With the code coming along well, our game structure appeared rigid in its simplicity (more like our inspiration from 4 pictures, 1 word). Aim to give the user self-gratification and closure within the game as well as there overall experience with the exhibition at Salisbury cathedral (thus moving away from 4 pictures, 1 word). Thus in order to inject more creativity into our game we made the development of including a narrative. We achieved this by setting the game at the celebration of the Magna Cartas 800th birthday! Thus coincided nicely with the resent development of a magna carta mascot.
App starts and Magna Carta man is sad because its his birthday and no one has bought him a cake thus the aim of the game is to answer each question to obtain a cake slice to give to him. This also provided voice for a more elegant design where a level system was no longer needed, instead a much more elegant progression bar, which didn’t increase in difficulty but instead provided closure to the end of the game while tying in more appropriately with the personification of the magna carta.
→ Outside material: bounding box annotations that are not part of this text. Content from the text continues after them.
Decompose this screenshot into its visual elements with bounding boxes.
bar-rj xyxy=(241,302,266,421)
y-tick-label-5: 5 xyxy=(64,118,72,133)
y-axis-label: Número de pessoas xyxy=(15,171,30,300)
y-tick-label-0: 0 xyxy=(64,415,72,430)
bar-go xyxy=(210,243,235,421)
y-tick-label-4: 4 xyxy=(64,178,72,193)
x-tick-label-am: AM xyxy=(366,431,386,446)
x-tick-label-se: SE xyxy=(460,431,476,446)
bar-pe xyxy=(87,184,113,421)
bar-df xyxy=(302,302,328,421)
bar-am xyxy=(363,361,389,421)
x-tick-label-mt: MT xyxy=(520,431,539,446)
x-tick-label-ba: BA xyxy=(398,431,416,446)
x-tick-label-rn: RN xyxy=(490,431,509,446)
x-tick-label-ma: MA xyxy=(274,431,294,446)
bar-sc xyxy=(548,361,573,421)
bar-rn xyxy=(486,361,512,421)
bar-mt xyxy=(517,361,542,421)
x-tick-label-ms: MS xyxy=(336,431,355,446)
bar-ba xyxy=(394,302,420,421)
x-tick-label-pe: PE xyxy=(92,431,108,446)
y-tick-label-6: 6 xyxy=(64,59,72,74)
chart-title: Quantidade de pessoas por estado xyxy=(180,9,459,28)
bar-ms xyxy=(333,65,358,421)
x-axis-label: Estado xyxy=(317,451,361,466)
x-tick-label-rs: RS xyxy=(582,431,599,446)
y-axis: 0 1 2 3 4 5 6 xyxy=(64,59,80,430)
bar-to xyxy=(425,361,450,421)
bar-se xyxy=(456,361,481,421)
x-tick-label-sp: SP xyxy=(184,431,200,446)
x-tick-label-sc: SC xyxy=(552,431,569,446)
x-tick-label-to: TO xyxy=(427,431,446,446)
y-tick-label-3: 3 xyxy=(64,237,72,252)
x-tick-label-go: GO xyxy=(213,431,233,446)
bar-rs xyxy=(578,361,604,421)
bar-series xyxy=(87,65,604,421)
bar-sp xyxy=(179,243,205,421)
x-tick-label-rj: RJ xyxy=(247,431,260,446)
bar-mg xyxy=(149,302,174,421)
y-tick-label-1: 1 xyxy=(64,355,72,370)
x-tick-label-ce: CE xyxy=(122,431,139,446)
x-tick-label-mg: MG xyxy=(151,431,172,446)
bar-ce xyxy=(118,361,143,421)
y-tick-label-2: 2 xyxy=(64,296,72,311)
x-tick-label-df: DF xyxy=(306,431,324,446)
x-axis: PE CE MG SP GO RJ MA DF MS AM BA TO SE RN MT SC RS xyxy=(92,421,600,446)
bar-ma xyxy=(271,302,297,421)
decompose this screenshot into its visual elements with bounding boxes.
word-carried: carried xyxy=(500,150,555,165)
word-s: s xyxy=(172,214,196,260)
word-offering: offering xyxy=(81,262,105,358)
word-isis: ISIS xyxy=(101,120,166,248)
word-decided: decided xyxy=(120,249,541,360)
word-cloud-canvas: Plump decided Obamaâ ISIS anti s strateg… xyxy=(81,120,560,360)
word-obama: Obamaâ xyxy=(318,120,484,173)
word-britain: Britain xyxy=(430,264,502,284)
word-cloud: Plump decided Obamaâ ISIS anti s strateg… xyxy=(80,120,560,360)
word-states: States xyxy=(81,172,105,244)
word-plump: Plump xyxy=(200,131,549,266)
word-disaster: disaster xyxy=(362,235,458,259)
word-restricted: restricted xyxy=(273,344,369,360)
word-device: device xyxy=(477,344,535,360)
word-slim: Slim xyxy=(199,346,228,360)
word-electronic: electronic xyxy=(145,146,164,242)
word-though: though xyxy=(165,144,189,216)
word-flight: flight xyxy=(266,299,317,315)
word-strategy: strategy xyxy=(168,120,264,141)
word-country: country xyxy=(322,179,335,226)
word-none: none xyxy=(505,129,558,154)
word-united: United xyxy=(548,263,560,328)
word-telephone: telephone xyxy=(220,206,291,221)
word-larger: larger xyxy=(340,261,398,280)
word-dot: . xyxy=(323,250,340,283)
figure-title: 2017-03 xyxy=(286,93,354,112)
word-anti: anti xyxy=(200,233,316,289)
This also led to the suggested development that we provide a prize at the end of the game in the form of vouchers for cake at the café. The problem with this is that we wouldn’t know how many people would play the game and are not in a position of power to offer unlimited vouchers so therefor must act professionally and provide what the client was after rather than the user. To counteract this we devised a finishing screen where the user is able to give the magna carta a birthday cake. Thus give user closure and solidify an enjoyable game experience. This story telling element where each level is rewarded is also a common convention in video games such as assigns creed where parts of a story are accumulated and by completing the game the user is rewarded with the entire game. Thus the accumulated a cake slice within each level acts as an incentive to finish each stage.